One day, whilst walking through the main street of Brussels holding his mother and uncle’s hands, Dad’s uncle told him: “Walk ahead of me now with your mother and, whatever you do, do not look back.” His uncle stepped back and Dad turned around to see him shot by German officers. 

Dora knew their lives were in grave danger. With the help of the Jewish Agency, she succeeded in placing Dad in a Jewish orphanage in Brussels, with 50 other children all of whom, except for two, had lost their parents at the hands of the Nazis. The youngest of these was Dad, whose mother went underground and in to hiding, after seeking a safe haven for her son.

The atmosphere at the Brussels Jewish orphanage was friendly – the boys wore kippot and participated in quiet tefillah three times a day. Shabbat was solemnly observed and its commandments kept – all against Nazi orders.

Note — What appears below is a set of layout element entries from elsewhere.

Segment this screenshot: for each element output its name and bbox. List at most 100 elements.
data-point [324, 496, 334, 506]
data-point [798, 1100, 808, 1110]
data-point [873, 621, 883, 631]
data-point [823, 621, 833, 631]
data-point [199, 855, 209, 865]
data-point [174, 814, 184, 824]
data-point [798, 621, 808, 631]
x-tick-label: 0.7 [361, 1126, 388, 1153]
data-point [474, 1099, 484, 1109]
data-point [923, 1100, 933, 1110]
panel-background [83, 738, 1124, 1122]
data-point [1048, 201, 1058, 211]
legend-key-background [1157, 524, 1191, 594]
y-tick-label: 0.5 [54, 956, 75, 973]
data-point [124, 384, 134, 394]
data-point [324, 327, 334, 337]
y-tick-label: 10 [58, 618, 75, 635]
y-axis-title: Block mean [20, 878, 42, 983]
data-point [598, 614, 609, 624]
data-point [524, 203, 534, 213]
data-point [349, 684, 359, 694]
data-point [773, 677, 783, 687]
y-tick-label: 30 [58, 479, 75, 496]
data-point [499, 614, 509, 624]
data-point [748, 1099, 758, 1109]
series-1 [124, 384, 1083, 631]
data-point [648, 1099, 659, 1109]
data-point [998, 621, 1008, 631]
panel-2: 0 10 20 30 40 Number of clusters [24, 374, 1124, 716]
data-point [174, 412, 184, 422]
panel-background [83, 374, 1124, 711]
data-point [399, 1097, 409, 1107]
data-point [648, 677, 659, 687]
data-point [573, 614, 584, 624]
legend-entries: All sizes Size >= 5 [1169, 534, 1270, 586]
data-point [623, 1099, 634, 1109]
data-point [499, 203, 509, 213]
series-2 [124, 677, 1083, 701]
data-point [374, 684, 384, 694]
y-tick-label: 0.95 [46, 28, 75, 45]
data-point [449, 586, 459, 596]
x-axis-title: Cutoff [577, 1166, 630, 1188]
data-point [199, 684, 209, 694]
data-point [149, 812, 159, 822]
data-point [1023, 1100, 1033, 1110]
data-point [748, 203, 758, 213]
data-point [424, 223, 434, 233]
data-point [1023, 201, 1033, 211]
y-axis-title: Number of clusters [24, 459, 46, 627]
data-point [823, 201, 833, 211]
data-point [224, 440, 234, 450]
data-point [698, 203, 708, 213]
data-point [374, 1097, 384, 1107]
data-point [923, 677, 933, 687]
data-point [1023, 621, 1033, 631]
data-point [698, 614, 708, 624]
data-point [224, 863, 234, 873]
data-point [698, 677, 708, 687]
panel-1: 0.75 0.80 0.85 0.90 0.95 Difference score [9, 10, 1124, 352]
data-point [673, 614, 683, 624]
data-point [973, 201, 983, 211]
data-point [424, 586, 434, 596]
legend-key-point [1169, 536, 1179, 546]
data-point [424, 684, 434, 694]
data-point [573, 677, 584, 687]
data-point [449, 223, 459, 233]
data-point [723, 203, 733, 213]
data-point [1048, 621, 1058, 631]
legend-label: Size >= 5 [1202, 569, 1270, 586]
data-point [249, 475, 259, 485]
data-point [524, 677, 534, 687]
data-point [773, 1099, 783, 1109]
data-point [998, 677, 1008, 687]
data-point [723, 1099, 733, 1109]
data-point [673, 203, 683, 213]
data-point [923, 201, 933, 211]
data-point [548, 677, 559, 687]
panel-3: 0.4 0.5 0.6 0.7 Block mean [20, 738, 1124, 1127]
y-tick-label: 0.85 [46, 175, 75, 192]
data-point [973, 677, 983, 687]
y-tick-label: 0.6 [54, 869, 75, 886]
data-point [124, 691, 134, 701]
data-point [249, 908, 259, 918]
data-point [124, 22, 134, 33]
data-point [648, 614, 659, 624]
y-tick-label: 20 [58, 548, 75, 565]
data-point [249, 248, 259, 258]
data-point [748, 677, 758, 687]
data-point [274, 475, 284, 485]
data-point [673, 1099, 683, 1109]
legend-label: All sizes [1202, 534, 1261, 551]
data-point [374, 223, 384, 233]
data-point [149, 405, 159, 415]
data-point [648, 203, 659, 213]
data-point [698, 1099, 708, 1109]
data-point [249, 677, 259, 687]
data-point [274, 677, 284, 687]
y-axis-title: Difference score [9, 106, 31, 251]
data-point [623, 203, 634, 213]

Dad remembers sewing on the yellow star and later changing his name from Salomon to Andre Gautier – a name he had to learn off by heart, in order to conceal his Jewish identity.

The Jewish orphanage functioned as an alibi for the Germans to help pacify the Belgian Royal Family but when the children were registered with the Gestapo, it was deemed no longer safe for them to remain there. Dad had not heard from his mother in four years.

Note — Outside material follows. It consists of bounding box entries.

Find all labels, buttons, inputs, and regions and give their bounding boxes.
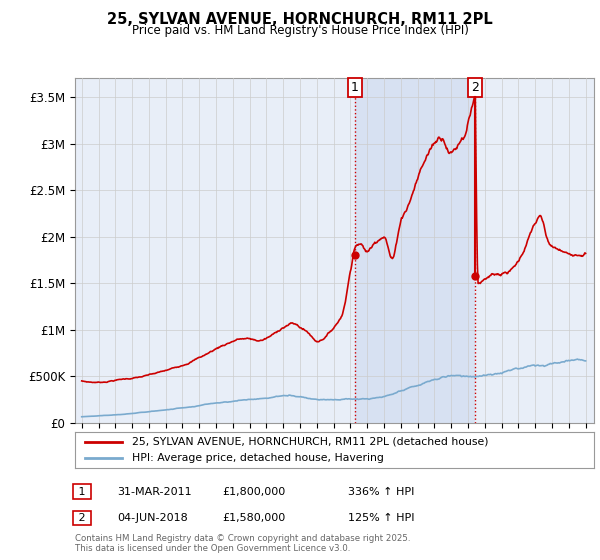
Text: 2: 2 — [471, 81, 479, 94]
Text: 31-MAR-2011: 31-MAR-2011 — [117, 487, 191, 497]
Text: 25, SYLVAN AVENUE, HORNCHURCH, RM11 2PL: 25, SYLVAN AVENUE, HORNCHURCH, RM11 2PL — [107, 12, 493, 27]
Text: 336% ↑ HPI: 336% ↑ HPI — [348, 487, 415, 497]
Text: 1: 1 — [75, 487, 89, 497]
Text: 1: 1 — [351, 81, 359, 94]
Text: 04-JUN-2018: 04-JUN-2018 — [117, 513, 188, 523]
Text: 2: 2 — [75, 513, 89, 523]
Text: £1,800,000: £1,800,000 — [222, 487, 285, 497]
Text: Price paid vs. HM Land Registry's House Price Index (HPI): Price paid vs. HM Land Registry's House … — [131, 24, 469, 37]
Text: £1,580,000: £1,580,000 — [222, 513, 285, 523]
Text: HPI: Average price, detached house, Havering: HPI: Average price, detached house, Have… — [132, 453, 384, 463]
Text: Contains HM Land Registry data © Crown copyright and database right 2025.
This d: Contains HM Land Registry data © Crown c… — [75, 534, 410, 553]
Bar — [355, 78, 475, 423]
Text: 25, SYLVAN AVENUE, HORNCHURCH, RM11 2PL (detached house): 25, SYLVAN AVENUE, HORNCHURCH, RM11 2PL … — [132, 437, 488, 447]
Text: 125% ↑ HPI: 125% ↑ HPI — [348, 513, 415, 523]
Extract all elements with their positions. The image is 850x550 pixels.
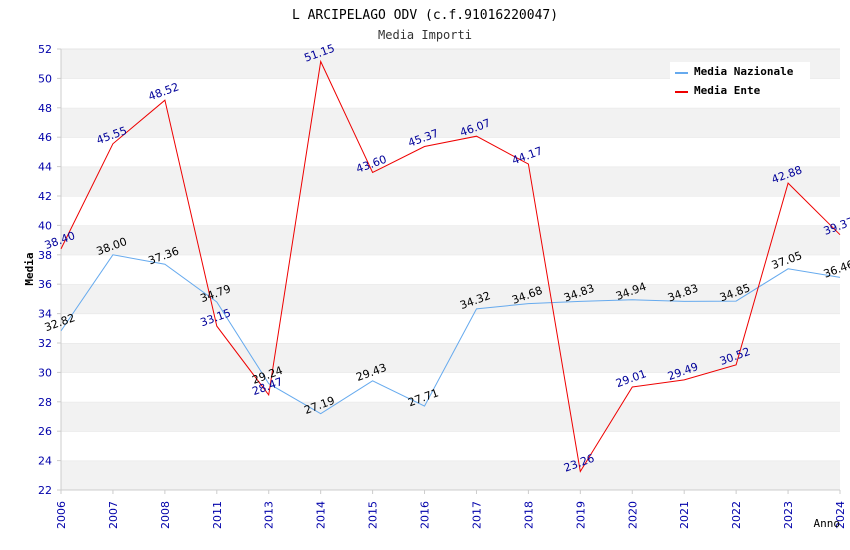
- y-tick-label: 46: [38, 131, 52, 144]
- x-tick-label: 2023: [782, 501, 795, 529]
- x-axis-title: Anno: [814, 517, 841, 530]
- series-line-media-nazionale: [60, 254, 841, 415]
- grid-band: [61, 431, 840, 461]
- x-tick-label: 2021: [678, 501, 691, 529]
- axes: [60, 49, 840, 491]
- grid-band: [61, 460, 840, 490]
- grid-band: [61, 284, 840, 314]
- grid-band: [61, 372, 840, 402]
- legend-label-media-nazionale: Media Nazionale: [694, 65, 794, 78]
- grid-band: [61, 107, 840, 138]
- y-tick-label: 38: [38, 249, 52, 262]
- x-tick-label: 2020: [626, 501, 639, 529]
- series-line-media-ente: [60, 59, 841, 473]
- x-tick-label: 2024: [834, 501, 847, 529]
- grid-band: [61, 196, 840, 226]
- y-tick-label: 26: [38, 425, 52, 438]
- y-tick-label: 40: [38, 219, 52, 232]
- y-tick-label: 52: [38, 43, 52, 56]
- x-tick-label: 2022: [730, 501, 743, 529]
- x-tick-label: 2014: [315, 501, 328, 529]
- y-ticks: 22 24 26 28 30 32 34 36 38 40 42 44 46 48 50 52: [38, 43, 61, 497]
- legend-box: [670, 62, 810, 100]
- y-tick-label: 30: [38, 366, 52, 379]
- series-lines: [60, 59, 841, 473]
- y-tick-label: 22: [38, 484, 52, 497]
- x-tick-label: 2007: [107, 501, 120, 529]
- grid-band: [61, 254, 840, 285]
- y-tick-label: 50: [38, 72, 52, 85]
- chart-subtitle: Media Importi: [378, 28, 472, 42]
- x-ticks: 2006 2007 2008 2011 2013 2014 2015 2016 2017 2018…: [55, 490, 847, 529]
- y-tick-label: 44: [38, 161, 52, 174]
- y-tick-label: 34: [38, 308, 52, 321]
- y-tick-label: 32: [38, 337, 52, 350]
- grid-band: [61, 225, 840, 255]
- x-tick-label: 2015: [367, 501, 380, 529]
- legend: Media Nazionale Media Ente: [670, 62, 810, 100]
- grid-band: [61, 401, 840, 432]
- grid-band: [61, 313, 840, 343]
- x-tick-label: 2019: [574, 501, 587, 529]
- grid-band: [61, 137, 840, 167]
- y-tick-label: 48: [38, 102, 52, 115]
- x-tick-label: 2011: [211, 501, 224, 529]
- x-tick-label: 2018: [522, 501, 535, 529]
- y-tick-label: 42: [38, 190, 52, 203]
- x-tick-label: 2016: [419, 501, 432, 529]
- x-tick-label: 2017: [470, 501, 483, 529]
- y-tick-label: 24: [38, 455, 52, 468]
- x-tick-label: 2013: [263, 501, 276, 529]
- y-tick-label: 28: [38, 396, 52, 409]
- x-tick-label: 2008: [159, 501, 172, 529]
- y-tick-label: 36: [38, 278, 52, 291]
- grid-bands: [61, 48, 840, 490]
- legend-label-media-ente: Media Ente: [694, 84, 761, 97]
- y-axis-title: Media: [23, 252, 36, 285]
- chart-title: L ARCIPELAGO ODV (c.f.91016220047): [292, 8, 558, 23]
- x-tick-label: 2006: [55, 501, 68, 529]
- grid-band: [61, 166, 840, 196]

In a night time operation in 1944, the children were smuggled out of the orphanage, put on a train and taken to a large Catholic Church in central Belgium where a priest promised to hide them. As it turned out, they missed the Gestapo officials in Brussels by just two hours.

Dad was hidden for 9 months in the church, and whilst the war escalated, he was permitted by the Priest to practice his religion in secret in the church. This took the form of freedom for the boys to wear kippot, morning and evening tefillah or prayers. The children refused to eat until they were granted permission by the priest to bless their bread before doing so. He also encouraged their Hebrew lessons.

Meanwhile, Dora was living on a drop of soup and occasional bread as a reward for her dressmaking or other tasks. She had taken on the identity of a non-jewish woman who had died, Irene Demaster, and wore a cross around her neck whilst living with Nazi sympathisers.

At the end of the war, out of 50 children hidden at the Church, Dad was the only one reunited with a living parent.

His mother, Dora, emaciated and weighing only 40kg, had tracked down her son. The little boy had not forgotten his mother – ‘Mummy, you came for me.’

The priest later lost his life for hiding Jewish children.

It was three weeks after the liberation that Captain Peter Hart was introduced to Granny Hart; Dora Krasner.  He remembered her as sick, pitiful and emaciated, big eyes, starving.  This was a woman with a horrific story of war, loss and hiding.

They came to England in 1947, Dad was adopted and took the Hart name.  He went to boarding school in Kent. Peter, a non-Jewish captain in the British Army, encouraged Dad’s Judaism. In 1948 the family decided to move as far as possible from Europe and made their way to New Zealand. 

Dad has shown us what it is to work hard. To survive. To keep Judaism alive in the face of adversity, hatred, starvation and fear. To pursue freedom and to never look back.

  • This speech was delivered at an Auckland Yom HaShoah evening by Tanya Hart. The Dad referred to above, is her father, Andrie Hart.